Afirma la ley matemática que si se altera un solo elemento de un conjunto el resultante varía, es decir, ya nunca volverá a ser el mismo, es lógicamente, otro.

El conjunto en el que nosotros compartimos nuestros quehaceres, ese espacio común y de todos llamado calle, parece no importar en demasía precisamente a los que más debiera, a los elementos que por allí transitan cada día. Convendrán conmigo que en una sociedad repleta de jactancia y que se vanagloria de moderna y tolerante, resulta muy preocupante la todavía falta de respeto y consideración existentes cuando uno de sus elementos aparece y de buenas a primeras, quiebra sin más la armonía del resto.

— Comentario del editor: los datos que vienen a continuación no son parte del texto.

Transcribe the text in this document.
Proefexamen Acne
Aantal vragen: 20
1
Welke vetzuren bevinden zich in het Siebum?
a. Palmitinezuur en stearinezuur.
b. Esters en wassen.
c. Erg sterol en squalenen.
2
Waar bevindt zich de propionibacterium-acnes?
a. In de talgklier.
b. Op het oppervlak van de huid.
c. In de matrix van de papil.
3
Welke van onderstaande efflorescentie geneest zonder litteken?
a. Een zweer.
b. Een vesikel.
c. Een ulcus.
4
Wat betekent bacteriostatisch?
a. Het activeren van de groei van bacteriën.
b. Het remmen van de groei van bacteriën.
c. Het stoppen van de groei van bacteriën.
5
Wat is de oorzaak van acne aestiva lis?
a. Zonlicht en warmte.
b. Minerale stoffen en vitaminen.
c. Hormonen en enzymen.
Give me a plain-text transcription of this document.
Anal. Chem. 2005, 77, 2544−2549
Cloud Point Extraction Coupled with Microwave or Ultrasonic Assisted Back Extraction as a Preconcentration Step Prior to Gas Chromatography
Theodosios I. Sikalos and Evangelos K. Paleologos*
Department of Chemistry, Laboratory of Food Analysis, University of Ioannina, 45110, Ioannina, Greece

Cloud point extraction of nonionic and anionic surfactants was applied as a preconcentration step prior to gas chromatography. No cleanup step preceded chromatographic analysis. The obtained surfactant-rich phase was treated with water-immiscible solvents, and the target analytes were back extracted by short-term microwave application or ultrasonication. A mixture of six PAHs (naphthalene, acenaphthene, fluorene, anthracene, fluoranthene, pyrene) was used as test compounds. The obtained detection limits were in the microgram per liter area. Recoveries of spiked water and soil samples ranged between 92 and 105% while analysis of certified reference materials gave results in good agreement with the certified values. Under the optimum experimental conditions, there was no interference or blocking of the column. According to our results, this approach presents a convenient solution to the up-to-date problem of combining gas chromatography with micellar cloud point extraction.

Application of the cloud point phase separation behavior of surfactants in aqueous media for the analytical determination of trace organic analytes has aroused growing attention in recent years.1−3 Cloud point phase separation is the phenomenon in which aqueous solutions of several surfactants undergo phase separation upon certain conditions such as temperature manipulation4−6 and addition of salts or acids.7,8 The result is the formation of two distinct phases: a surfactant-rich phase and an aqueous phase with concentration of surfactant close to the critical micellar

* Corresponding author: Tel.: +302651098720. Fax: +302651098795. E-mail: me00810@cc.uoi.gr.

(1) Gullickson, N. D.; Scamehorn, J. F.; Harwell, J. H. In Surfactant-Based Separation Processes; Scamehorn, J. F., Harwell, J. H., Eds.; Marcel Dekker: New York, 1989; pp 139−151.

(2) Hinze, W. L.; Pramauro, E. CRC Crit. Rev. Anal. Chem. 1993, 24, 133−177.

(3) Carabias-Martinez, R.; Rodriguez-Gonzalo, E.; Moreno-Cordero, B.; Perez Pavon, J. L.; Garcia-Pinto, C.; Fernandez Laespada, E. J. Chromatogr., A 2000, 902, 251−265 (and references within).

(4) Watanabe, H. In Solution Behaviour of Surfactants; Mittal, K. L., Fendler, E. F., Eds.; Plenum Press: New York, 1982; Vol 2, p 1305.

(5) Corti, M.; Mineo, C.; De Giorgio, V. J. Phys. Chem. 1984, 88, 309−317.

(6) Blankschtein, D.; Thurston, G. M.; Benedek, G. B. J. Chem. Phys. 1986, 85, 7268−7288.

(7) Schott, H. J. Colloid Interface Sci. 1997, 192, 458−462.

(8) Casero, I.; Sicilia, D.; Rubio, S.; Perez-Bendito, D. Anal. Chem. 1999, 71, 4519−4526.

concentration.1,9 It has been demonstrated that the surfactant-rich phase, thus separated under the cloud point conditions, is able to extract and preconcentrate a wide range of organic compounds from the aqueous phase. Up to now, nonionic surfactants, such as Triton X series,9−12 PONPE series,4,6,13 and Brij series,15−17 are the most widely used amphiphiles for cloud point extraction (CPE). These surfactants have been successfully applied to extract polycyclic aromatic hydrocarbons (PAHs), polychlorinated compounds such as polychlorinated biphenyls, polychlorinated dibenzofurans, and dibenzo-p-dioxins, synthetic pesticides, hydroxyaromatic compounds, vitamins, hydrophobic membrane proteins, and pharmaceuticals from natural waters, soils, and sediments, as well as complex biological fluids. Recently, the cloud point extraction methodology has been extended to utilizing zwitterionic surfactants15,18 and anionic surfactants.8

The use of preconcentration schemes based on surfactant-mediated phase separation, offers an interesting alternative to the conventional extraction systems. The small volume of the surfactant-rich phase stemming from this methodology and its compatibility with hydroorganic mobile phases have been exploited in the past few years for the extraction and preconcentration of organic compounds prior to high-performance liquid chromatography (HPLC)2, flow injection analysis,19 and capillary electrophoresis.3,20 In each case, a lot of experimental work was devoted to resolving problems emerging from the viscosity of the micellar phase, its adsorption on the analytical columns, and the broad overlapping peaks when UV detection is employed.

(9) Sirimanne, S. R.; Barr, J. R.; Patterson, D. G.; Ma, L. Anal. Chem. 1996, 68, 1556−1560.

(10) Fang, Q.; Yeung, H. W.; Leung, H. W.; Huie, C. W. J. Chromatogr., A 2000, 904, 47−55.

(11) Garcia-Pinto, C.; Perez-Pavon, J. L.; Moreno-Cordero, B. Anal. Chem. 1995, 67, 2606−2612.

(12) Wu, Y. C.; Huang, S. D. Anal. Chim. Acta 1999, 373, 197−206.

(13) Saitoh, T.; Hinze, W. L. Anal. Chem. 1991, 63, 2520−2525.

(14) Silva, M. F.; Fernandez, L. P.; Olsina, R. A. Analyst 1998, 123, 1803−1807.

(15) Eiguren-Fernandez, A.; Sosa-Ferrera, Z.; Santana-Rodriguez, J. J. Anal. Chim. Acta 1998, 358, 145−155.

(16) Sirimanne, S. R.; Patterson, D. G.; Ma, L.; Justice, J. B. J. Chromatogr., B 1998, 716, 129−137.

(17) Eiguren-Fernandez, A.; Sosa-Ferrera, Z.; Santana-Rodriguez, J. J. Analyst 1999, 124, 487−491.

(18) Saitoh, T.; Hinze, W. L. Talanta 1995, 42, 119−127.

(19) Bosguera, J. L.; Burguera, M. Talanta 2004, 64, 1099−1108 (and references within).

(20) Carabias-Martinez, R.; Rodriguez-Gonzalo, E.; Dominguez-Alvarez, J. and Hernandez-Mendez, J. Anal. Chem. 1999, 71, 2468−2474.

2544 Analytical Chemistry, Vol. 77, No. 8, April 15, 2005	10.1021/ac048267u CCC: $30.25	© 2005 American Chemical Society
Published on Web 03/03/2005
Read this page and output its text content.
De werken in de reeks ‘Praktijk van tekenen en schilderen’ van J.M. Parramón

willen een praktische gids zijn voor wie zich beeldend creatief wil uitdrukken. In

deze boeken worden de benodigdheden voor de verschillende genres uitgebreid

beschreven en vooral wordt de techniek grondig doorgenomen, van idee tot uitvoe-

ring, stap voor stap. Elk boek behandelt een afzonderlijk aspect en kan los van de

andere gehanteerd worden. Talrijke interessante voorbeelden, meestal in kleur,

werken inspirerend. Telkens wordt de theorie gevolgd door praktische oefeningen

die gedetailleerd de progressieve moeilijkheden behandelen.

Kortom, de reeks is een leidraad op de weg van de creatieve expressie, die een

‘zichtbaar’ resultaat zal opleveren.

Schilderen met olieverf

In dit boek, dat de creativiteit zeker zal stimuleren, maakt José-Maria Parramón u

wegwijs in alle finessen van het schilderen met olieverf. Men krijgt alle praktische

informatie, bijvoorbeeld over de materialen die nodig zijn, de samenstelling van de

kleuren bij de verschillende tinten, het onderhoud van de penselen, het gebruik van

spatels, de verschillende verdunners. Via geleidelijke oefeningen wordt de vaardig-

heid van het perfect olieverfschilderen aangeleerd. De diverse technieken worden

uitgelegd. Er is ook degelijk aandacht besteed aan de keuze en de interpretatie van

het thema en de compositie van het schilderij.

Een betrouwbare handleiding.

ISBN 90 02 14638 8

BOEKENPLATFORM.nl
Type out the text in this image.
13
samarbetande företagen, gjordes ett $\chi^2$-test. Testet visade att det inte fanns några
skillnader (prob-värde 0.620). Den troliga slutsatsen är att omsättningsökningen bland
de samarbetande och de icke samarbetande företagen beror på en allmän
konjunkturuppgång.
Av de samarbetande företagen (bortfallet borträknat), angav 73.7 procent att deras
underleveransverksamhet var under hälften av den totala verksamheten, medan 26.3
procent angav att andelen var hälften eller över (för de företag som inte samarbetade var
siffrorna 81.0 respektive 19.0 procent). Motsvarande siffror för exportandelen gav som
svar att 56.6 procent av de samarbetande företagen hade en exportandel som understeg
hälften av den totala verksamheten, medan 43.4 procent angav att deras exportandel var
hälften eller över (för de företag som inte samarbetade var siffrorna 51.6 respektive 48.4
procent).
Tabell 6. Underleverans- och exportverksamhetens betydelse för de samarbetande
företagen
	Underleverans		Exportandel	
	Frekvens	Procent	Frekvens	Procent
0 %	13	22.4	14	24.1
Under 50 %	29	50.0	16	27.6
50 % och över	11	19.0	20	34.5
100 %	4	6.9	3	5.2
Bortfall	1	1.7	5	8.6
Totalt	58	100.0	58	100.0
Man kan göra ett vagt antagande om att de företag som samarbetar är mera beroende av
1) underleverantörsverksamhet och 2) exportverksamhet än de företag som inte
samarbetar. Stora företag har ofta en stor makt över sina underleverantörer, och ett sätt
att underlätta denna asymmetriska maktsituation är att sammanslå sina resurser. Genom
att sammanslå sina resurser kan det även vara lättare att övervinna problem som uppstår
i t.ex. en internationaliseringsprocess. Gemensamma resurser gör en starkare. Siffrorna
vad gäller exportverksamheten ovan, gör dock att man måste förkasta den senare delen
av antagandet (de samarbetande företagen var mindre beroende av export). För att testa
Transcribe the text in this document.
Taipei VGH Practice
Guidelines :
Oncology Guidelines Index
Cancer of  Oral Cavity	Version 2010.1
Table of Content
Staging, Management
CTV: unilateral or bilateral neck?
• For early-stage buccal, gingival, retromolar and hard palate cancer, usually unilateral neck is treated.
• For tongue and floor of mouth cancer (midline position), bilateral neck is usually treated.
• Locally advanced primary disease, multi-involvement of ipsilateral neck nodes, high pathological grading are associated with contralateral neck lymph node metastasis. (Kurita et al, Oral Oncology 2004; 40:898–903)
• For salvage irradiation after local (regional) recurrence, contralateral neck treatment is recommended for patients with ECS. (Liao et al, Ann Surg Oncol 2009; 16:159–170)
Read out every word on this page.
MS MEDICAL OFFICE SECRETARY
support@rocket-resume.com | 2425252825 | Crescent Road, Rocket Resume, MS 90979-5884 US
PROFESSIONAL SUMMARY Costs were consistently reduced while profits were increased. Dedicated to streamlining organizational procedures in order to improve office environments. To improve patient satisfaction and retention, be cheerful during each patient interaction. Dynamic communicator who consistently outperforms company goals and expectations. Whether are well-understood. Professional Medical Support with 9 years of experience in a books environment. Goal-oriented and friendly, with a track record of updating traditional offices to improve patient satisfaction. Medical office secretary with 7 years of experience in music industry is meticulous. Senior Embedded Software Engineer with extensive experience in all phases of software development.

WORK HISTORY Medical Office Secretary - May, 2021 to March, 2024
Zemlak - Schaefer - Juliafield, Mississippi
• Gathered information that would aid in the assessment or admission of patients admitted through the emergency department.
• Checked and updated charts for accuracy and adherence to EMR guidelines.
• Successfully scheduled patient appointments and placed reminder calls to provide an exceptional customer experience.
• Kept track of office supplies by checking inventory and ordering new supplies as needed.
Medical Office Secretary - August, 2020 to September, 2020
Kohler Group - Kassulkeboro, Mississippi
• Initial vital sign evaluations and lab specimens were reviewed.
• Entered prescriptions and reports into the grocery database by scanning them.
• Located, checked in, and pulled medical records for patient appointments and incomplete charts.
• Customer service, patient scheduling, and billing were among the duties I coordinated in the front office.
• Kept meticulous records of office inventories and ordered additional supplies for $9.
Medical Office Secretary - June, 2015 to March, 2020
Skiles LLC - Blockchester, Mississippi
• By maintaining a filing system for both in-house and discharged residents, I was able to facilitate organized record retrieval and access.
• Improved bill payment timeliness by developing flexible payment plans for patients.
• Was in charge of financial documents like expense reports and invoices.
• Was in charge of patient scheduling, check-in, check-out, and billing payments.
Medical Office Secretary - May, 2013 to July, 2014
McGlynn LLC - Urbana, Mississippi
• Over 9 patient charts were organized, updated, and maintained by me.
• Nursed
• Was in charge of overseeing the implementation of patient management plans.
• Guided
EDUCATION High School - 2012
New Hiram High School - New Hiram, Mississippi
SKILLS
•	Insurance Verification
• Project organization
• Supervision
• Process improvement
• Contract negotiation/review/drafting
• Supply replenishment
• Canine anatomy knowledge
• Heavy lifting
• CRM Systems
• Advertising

¿Acaso conocen a alguien que reconozca que sí, que sin pudor tira restos de basura o colillas al suelo, escupe gargajos, o que nunca recoge los excrementos de su perro? Ni el primero.

Pero si uno camina por la calles de su ciudad es lo que muy probablemente se encontrará esparcido por cada rincón, como si diera igual que los demás lo tengan que ver o que dar saltos para no pisarlo. ¿Quién sabe? Quizás aquellos que lo niegan a ultranza lleven razón y al final no los tire nadie, que un ser anónimo y silencioso cual rey mago, los deposite allí mientras todos dormimos y nos lo encontremos así por las mañanas en forma de regalo.

Confío en que nadie cometerá tales torpezas insalubres en sus respectivas casas, y que algún utópico día acabaremos por entender que cuando salimos como elementos a esa extensión llamada calle, el conjunto que formamos ha de ser como poco, igual de limpio que nuestro propio espacio privado.

Recuerden que el civismo es un bien común para todos.